The oldest building in Dar, the old boma on Sokoine Drive, is now a testament to the city’s architectural history and accomplishments.
The old boma, which has survived numerous demolition attempts, also warns of the threat to the city’s rapidly disappearing historical buildings.
“It stands today as a powerful symbol and testimony of what the restoration and preservation of a historical building can look like, a best practice example, built in 1866 by Sultan Majjid to the iconic monument that has survived in a fast developing city,” says Aida Mulokozi, the CEO of the Dar Centre for Architectural Heritage (DARCH.)
DARCH has turned the building, which stands opposite the Zanzibar ferry terminal, into a centre for institutional, educational and touristic activities.
The centre offers consultation services and a number of public facilities, a permanent exhibition on the city’s architecture and history, a visitors’ desk offering guided city tours and info material, an archive and documentation centre, a small curio shop, rooftop restaurant and a public garden.

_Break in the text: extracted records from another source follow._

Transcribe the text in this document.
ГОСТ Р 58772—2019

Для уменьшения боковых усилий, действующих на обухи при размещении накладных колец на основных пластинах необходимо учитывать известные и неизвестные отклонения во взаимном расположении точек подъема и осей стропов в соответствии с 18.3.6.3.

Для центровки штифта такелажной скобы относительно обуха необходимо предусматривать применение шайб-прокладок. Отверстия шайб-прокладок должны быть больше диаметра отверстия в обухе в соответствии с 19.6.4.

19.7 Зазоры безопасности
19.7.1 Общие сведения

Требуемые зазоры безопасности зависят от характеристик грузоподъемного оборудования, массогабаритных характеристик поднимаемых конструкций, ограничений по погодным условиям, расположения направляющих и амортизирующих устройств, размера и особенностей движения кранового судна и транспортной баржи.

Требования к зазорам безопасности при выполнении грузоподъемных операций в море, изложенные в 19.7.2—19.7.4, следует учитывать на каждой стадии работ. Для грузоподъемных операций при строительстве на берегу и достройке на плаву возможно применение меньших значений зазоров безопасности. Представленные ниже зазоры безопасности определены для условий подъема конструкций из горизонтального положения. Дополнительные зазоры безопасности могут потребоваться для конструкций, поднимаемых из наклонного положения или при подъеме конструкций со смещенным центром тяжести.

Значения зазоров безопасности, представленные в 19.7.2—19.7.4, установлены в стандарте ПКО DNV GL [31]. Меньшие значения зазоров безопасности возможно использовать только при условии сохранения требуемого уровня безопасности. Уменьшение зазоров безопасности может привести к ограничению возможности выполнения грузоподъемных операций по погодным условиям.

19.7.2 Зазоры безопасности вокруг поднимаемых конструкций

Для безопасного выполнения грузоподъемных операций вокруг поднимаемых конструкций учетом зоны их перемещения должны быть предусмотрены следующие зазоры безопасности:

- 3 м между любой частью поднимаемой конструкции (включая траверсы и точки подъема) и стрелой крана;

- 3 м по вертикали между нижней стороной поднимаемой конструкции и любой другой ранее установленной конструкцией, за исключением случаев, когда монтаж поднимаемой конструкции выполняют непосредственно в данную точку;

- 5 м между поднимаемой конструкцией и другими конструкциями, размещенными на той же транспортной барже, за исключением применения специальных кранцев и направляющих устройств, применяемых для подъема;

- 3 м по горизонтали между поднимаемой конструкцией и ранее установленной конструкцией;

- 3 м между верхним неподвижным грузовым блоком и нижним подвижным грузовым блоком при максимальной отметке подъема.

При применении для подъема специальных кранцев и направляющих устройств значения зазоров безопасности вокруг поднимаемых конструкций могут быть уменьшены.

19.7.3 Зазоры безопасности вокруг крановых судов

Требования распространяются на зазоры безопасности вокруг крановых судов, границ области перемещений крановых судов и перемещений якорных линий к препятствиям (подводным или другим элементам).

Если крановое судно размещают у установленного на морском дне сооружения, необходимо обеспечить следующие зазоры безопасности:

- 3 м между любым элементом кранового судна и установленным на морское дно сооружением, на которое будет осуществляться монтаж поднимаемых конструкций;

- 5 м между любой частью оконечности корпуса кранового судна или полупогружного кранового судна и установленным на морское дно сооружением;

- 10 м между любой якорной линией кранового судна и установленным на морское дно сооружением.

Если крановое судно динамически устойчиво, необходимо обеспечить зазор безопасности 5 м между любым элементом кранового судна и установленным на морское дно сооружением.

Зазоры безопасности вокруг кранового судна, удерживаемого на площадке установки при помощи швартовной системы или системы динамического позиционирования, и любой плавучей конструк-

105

“The threat of the unique architectural heritage of Dar es Salaam and many other cities in Tanzania derives above all from a misconception that ‘heritage preservation’ stands in contradiction to economic and societal development. DARCH seeks to demonstrate strategies and approaches towards built heritage that are innovative, integrated, sensitive and developmental at the same time,” says Mulokozi.
Only two buildings built by Sultan Majjid in the 1860’s have survived to the present day.